「レンジ+炊飯器でブレーカー落ち」起動しない漏電ブレーカーの原因と安全な復旧手順

冷蔵庫、キッチン家電

電子レンジと炊飯器を同時に使ったあと、家中の電源が落ちて「漏電ブレーカー」が下がり、その後レバーを上げてもすぐに下がってしまう状態――このような現象は、単なる電力の使い過ぎだけでなく、配線や家電の異常・漏電や回路の劣化が関わっている可能性があります。本記事では原因の整理と、自宅でできる安全な対処手順、そして無理せず専門家に依頼すべきタイミングを解説します。

まず考えられる原因:電力集中・漏電・配線ショート

レンジ+炊飯器など消費電力の大きい家電を同じ回路で同時使用すると、回路容量を超えてブレーカーが落ちる「アンペアブレーカー機能」が働く場合があります。([参照] ドコモでんき:ブレーカーが落ちる原因と対策)

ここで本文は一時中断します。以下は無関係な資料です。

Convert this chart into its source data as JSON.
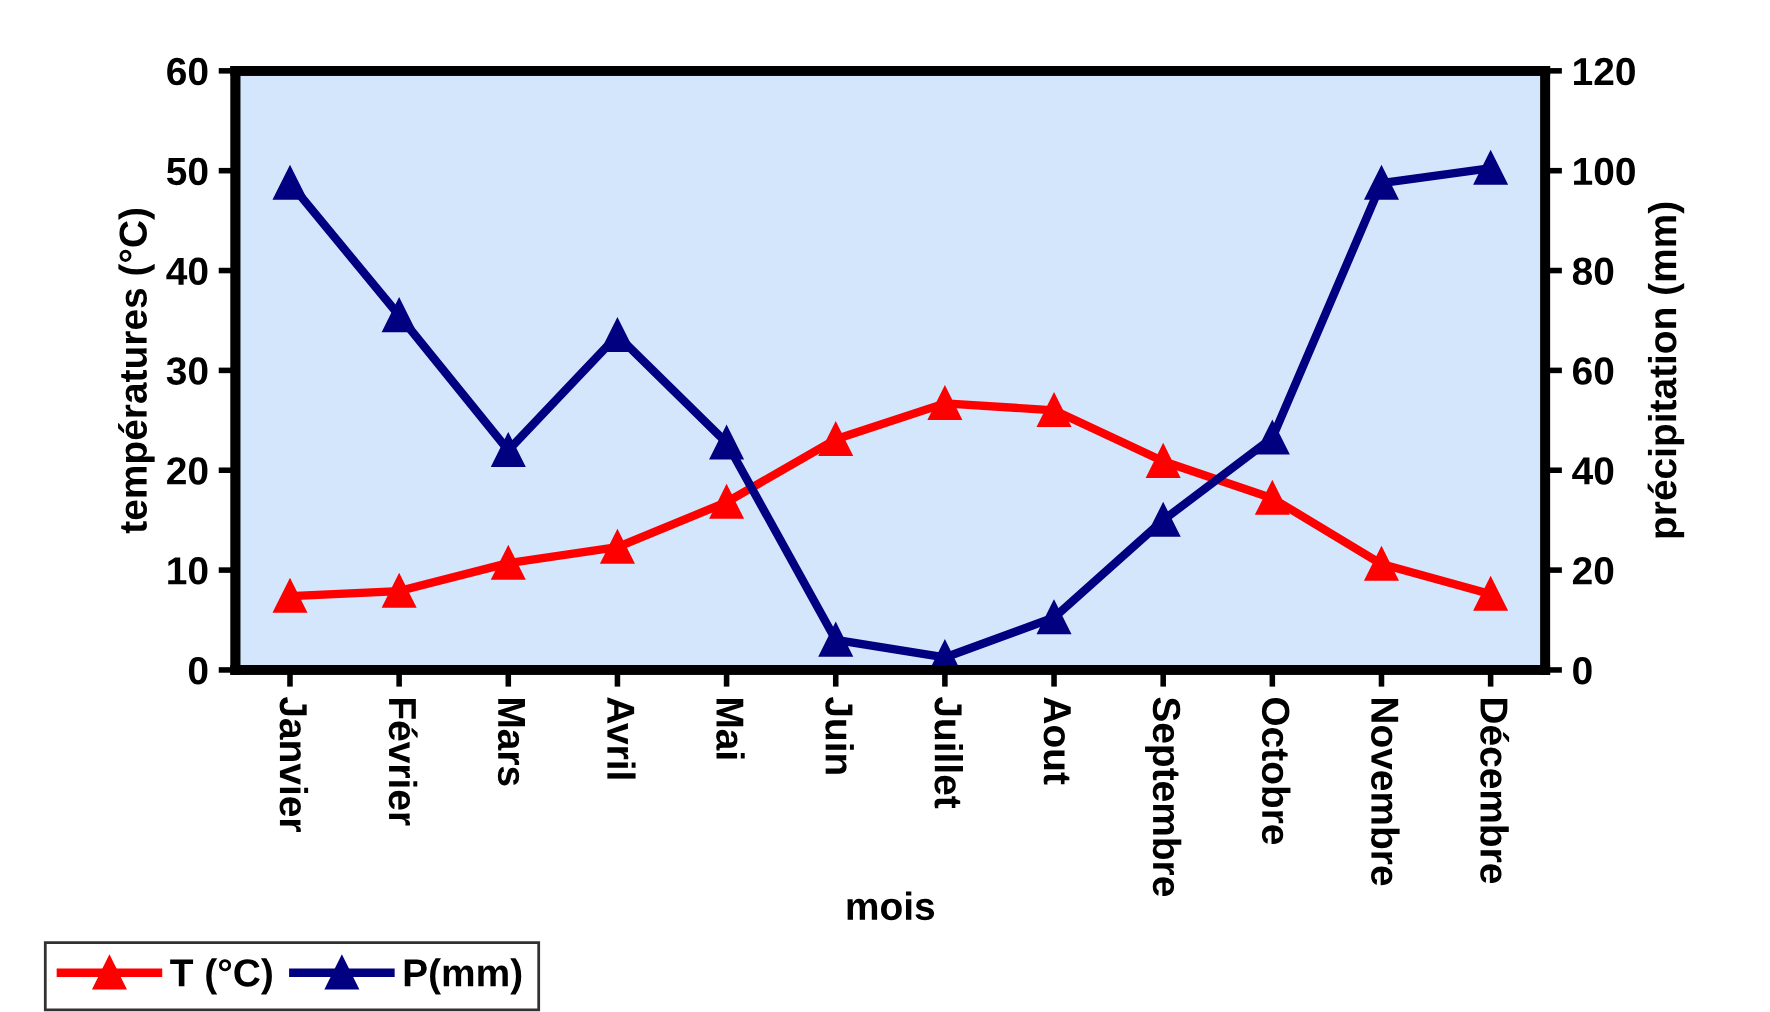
{
  "chart_data": {
    "type": "line",
    "xlabel": "mois",
    "ylabel": "températures (°C)",
    "y2label": "précipitation (mm)",
    "categories": [
      "Janvier",
      "Février",
      "Mars",
      "Avril",
      "Mai",
      "Juin",
      "Juillet",
      "Aout",
      "Septembre",
      "Octobre",
      "Novembre",
      "Décembre"
    ],
    "series": [
      {
        "name": "T (°C)",
        "color": "#ff0000",
        "values": [
          7.4,
          7.9,
          10.7,
          12.3,
          16.8,
          23.1,
          26.7,
          26.0,
          20.9,
          17.2,
          10.6,
          7.6
        ]
      },
      {
        "name": "P(mm)",
        "color": "#000080",
        "axis": "y2",
        "values": [
          97.5,
          71,
          44,
          67,
          45.5,
          6,
          2.5,
          10.5,
          30,
          46.5,
          97.5,
          100.5
        ]
      }
    ],
    "ylim": [
      0,
      60
    ],
    "yticks": [
      0,
      10,
      20,
      30,
      40,
      50,
      60
    ],
    "y2lim": [
      0,
      120
    ],
    "y2ticks": [
      0,
      20,
      40,
      60,
      80,
      100,
      120
    ],
    "marker": "triangle",
    "line_style": "solid",
    "grid": false,
    "legend": "bottom left"
  }
}
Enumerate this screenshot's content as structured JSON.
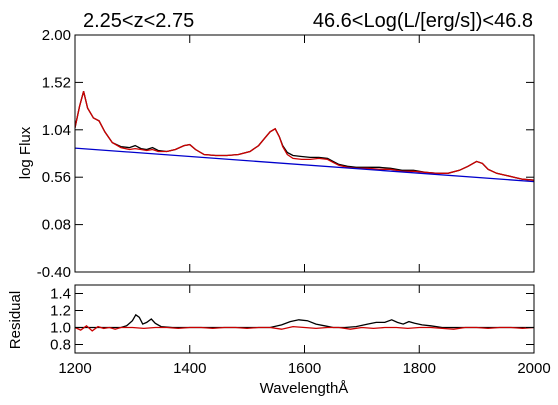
{
  "chart_data": [
    {
      "type": "line",
      "panel": "spectrum",
      "title_left": "2.25<z<2.75",
      "title_right": "46.6<Log(L/[erg/s])<46.8",
      "xlabel": "",
      "ylabel": "log Flux",
      "xlim": [
        1200,
        2000
      ],
      "ylim": [
        -0.4,
        2.0
      ],
      "yticks": [
        "2.00",
        "1.52",
        "1.04",
        "0.56",
        "0.08",
        "-0.40"
      ],
      "ytick_values": [
        2.0,
        1.52,
        1.04,
        0.56,
        0.08,
        -0.4
      ],
      "grid": false,
      "series": [
        {
          "color": "#000000",
          "x": [
            1200,
            1208,
            1215,
            1222,
            1232,
            1242,
            1252,
            1265,
            1280,
            1295,
            1305,
            1315,
            1325,
            1335,
            1345,
            1360,
            1375,
            1390,
            1400,
            1410,
            1425,
            1445,
            1465,
            1485,
            1505,
            1520,
            1530,
            1540,
            1549,
            1556,
            1562,
            1570,
            1580,
            1595,
            1610,
            1625,
            1640,
            1650,
            1660,
            1675,
            1690,
            1710,
            1730,
            1750,
            1770,
            1790,
            1810,
            1830,
            1850,
            1870,
            1885,
            1900,
            1910,
            1920,
            1935,
            1950,
            1965,
            1980,
            2000
          ],
          "y": [
            1.06,
            1.28,
            1.43,
            1.26,
            1.16,
            1.13,
            1.02,
            0.91,
            0.87,
            0.86,
            0.88,
            0.85,
            0.84,
            0.86,
            0.83,
            0.82,
            0.84,
            0.88,
            0.89,
            0.84,
            0.79,
            0.78,
            0.78,
            0.79,
            0.82,
            0.88,
            0.95,
            1.02,
            1.05,
            0.97,
            0.88,
            0.81,
            0.78,
            0.77,
            0.76,
            0.76,
            0.75,
            0.72,
            0.69,
            0.67,
            0.66,
            0.66,
            0.66,
            0.65,
            0.63,
            0.63,
            0.61,
            0.6,
            0.6,
            0.63,
            0.67,
            0.72,
            0.7,
            0.64,
            0.6,
            0.58,
            0.56,
            0.54,
            0.53
          ]
        },
        {
          "color": "#cc0000",
          "x": [
            1200,
            1208,
            1215,
            1222,
            1232,
            1242,
            1252,
            1265,
            1280,
            1295,
            1305,
            1315,
            1325,
            1335,
            1345,
            1360,
            1375,
            1390,
            1400,
            1410,
            1425,
            1445,
            1465,
            1485,
            1505,
            1520,
            1530,
            1540,
            1549,
            1556,
            1562,
            1570,
            1580,
            1595,
            1610,
            1625,
            1640,
            1650,
            1660,
            1675,
            1690,
            1710,
            1730,
            1750,
            1770,
            1790,
            1810,
            1830,
            1850,
            1870,
            1885,
            1900,
            1910,
            1920,
            1935,
            1950,
            1965,
            1980,
            2000
          ],
          "y": [
            1.06,
            1.28,
            1.43,
            1.26,
            1.16,
            1.13,
            1.02,
            0.91,
            0.86,
            0.84,
            0.85,
            0.84,
            0.83,
            0.84,
            0.82,
            0.82,
            0.84,
            0.88,
            0.89,
            0.84,
            0.79,
            0.78,
            0.78,
            0.79,
            0.82,
            0.88,
            0.95,
            1.02,
            1.05,
            0.97,
            0.87,
            0.79,
            0.75,
            0.74,
            0.74,
            0.75,
            0.74,
            0.71,
            0.68,
            0.66,
            0.65,
            0.65,
            0.64,
            0.64,
            0.62,
            0.62,
            0.61,
            0.6,
            0.6,
            0.63,
            0.67,
            0.72,
            0.7,
            0.64,
            0.6,
            0.58,
            0.56,
            0.54,
            0.53
          ]
        },
        {
          "color": "#0000cc",
          "x": [
            1200,
            2000
          ],
          "y": [
            0.855,
            0.515
          ]
        }
      ]
    },
    {
      "type": "line",
      "panel": "residual",
      "xlabel": "WavelengthÅ",
      "ylabel": "Residual",
      "xlim": [
        1200,
        2000
      ],
      "ylim": [
        0.7,
        1.5
      ],
      "xticks": [
        1200,
        1400,
        1600,
        1800,
        2000
      ],
      "yticks": [
        "1.4",
        "1.2",
        "1.0",
        "0.8"
      ],
      "ytick_values": [
        1.4,
        1.2,
        1.0,
        0.8
      ],
      "grid": false,
      "series": [
        {
          "color": "#000000",
          "x": [
            1200,
            1220,
            1240,
            1260,
            1280,
            1290,
            1300,
            1306,
            1312,
            1318,
            1325,
            1333,
            1340,
            1350,
            1370,
            1400,
            1450,
            1500,
            1540,
            1560,
            1575,
            1590,
            1605,
            1620,
            1635,
            1650,
            1670,
            1690,
            1710,
            1725,
            1740,
            1752,
            1762,
            1772,
            1782,
            1792,
            1805,
            1820,
            1840,
            1870,
            1900,
            1950,
            2000
          ],
          "y": [
            1.0,
            1.0,
            1.0,
            1.0,
            1.0,
            1.02,
            1.08,
            1.15,
            1.12,
            1.04,
            1.06,
            1.1,
            1.05,
            1.01,
            1.0,
            1.0,
            1.0,
            1.0,
            1.0,
            1.03,
            1.07,
            1.09,
            1.08,
            1.04,
            1.02,
            1.0,
            1.0,
            1.01,
            1.04,
            1.06,
            1.06,
            1.09,
            1.06,
            1.04,
            1.07,
            1.05,
            1.03,
            1.02,
            1.0,
            1.0,
            1.0,
            1.0,
            1.0
          ]
        },
        {
          "color": "#cc0000",
          "x": [
            1200,
            1210,
            1220,
            1230,
            1240,
            1250,
            1260,
            1270,
            1280,
            1300,
            1320,
            1340,
            1360,
            1380,
            1400,
            1420,
            1440,
            1460,
            1480,
            1500,
            1520,
            1540,
            1560,
            1580,
            1600,
            1620,
            1640,
            1660,
            1680,
            1700,
            1720,
            1740,
            1760,
            1780,
            1800,
            1820,
            1840,
            1860,
            1880,
            1900,
            1920,
            1940,
            1960,
            1980,
            2000
          ],
          "y": [
            1.0,
            0.97,
            1.02,
            0.96,
            1.01,
            0.99,
            1.0,
            0.98,
            1.0,
            1.0,
            0.99,
            1.0,
            1.0,
            0.99,
            1.0,
            1.0,
            0.99,
            1.0,
            1.0,
            0.99,
            1.0,
            1.0,
            0.98,
            1.01,
            1.0,
            0.99,
            1.0,
            1.0,
            0.98,
            1.0,
            0.99,
            1.0,
            1.0,
            0.99,
            1.0,
            1.0,
            0.99,
            0.98,
            1.0,
            1.0,
            0.99,
            1.0,
            1.0,
            0.99,
            1.0
          ]
        }
      ]
    }
  ]
}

しかし、“漏電ブレーカー”が落ちている(“漏電なんちゃら”と記載されているもの)場合は、回路内の絶縁不良・水濡れ・コードの損傷・機器内部の故障など「電気が正常な経路から外れて流れてしまった」ことを示す可能性があります。([参照] 東京電力グループ:漏電ブレーカーが落ちる知識)

安全に復旧させるための基本手順

漏電ブレーカーが落ちた場合、不正な復旧は感電・火災のリスクがあるため慎重に行う必要があります。([参参] SR電気:漏電ブレーカーが落ちた時の戻し方)

手順の概要:
①全ての安全ブレーカー(個別回路)を「切」状態にします。
②漏電ブレーカーおよびアンペアブレーカーを「入」にします。
③安全ブレーカーを一つずつ順番に「入」にしていき、どの回路で漏電ブレーカーが再度落ちるか確認します。
④もし特定の回路で漏電ブレーカーが落ちる場合、その回路の家電・配線・コードを停止し、専門家に点検依頼を検討します。

ご自身で確認すべき家電・設備チェックポイント

以下のような点を確認することで原因の切り分けにつながります。

  • 電子レンジや炊飯器など、同時使用した家電が特定回路に集中していないか。例えば、レンジ+炊飯器+オーブンヒーターなどが同じコンセント回路だと過負荷の可能性。
  • 配線や延長コード、タコ足配線を使用していないか。コードに変色・焦げ跡・抜けかけがないか確認。
  • 湿気・水濡れが疑われる場所(キッチン・ベランダ・洗濯機近く)で配線・コンセントが使われていないか。漏電の原因となります。

例えば、マンションのキッチンでレンジと炊飯器を同時に使った際、同じ回路の安全ブレーカーが落ち、さらに漏電ブレーカーまで下がった事例があります。この場合、レンジ起動時の突入電流+古いコードの劣化が重なったと考えられます。

専門家に相談すべきタイミングと措置方法

次の場合は速やかに電気工事店・管理会社に相談しましょう。

  • 漏電ブレーカーを上げてもすぐまた落ちる。
    ・理由:回路/配線/家電機器に漏電・ショート・絶縁破壊の可能性あり。([参参] 大阪ガス:ブレーカーが繰り返し落ちる原因)
  • 分電盤のブレーカーが古く、変色・錆・経年劣化が見られる。
  • 家電を個別に外しても症状が変わらない場合、建物の配線が問題の可能性。

相談時には「何時・何を使ったときに落ちたか」「どの回路か(キッチン・リビングなど)」「家電の種類・同時使用状況」などをメモしておくとスムーズです。

まとめ

レンジと炊飯器を同時使用してブレーカーが落ち、漏電ブレーカーが上がらない場合、まずは焦らず「全ての回路をオフ→順にオン」で原因の回路を切り分けることが重要です。そのうえで、家電の同時使用・配線状態・湿気・コードの劣化などを確認し、自己対処できない場合は専門業者に依頼しましょう。

特に、漏電を示す反応(漏電ブレーカーが即落ちる・レバーが上がらない・コードに異常)が出ている場合は、感電・火災のリスクもあります。安全第一で、適切な復旧と点検を行ってください。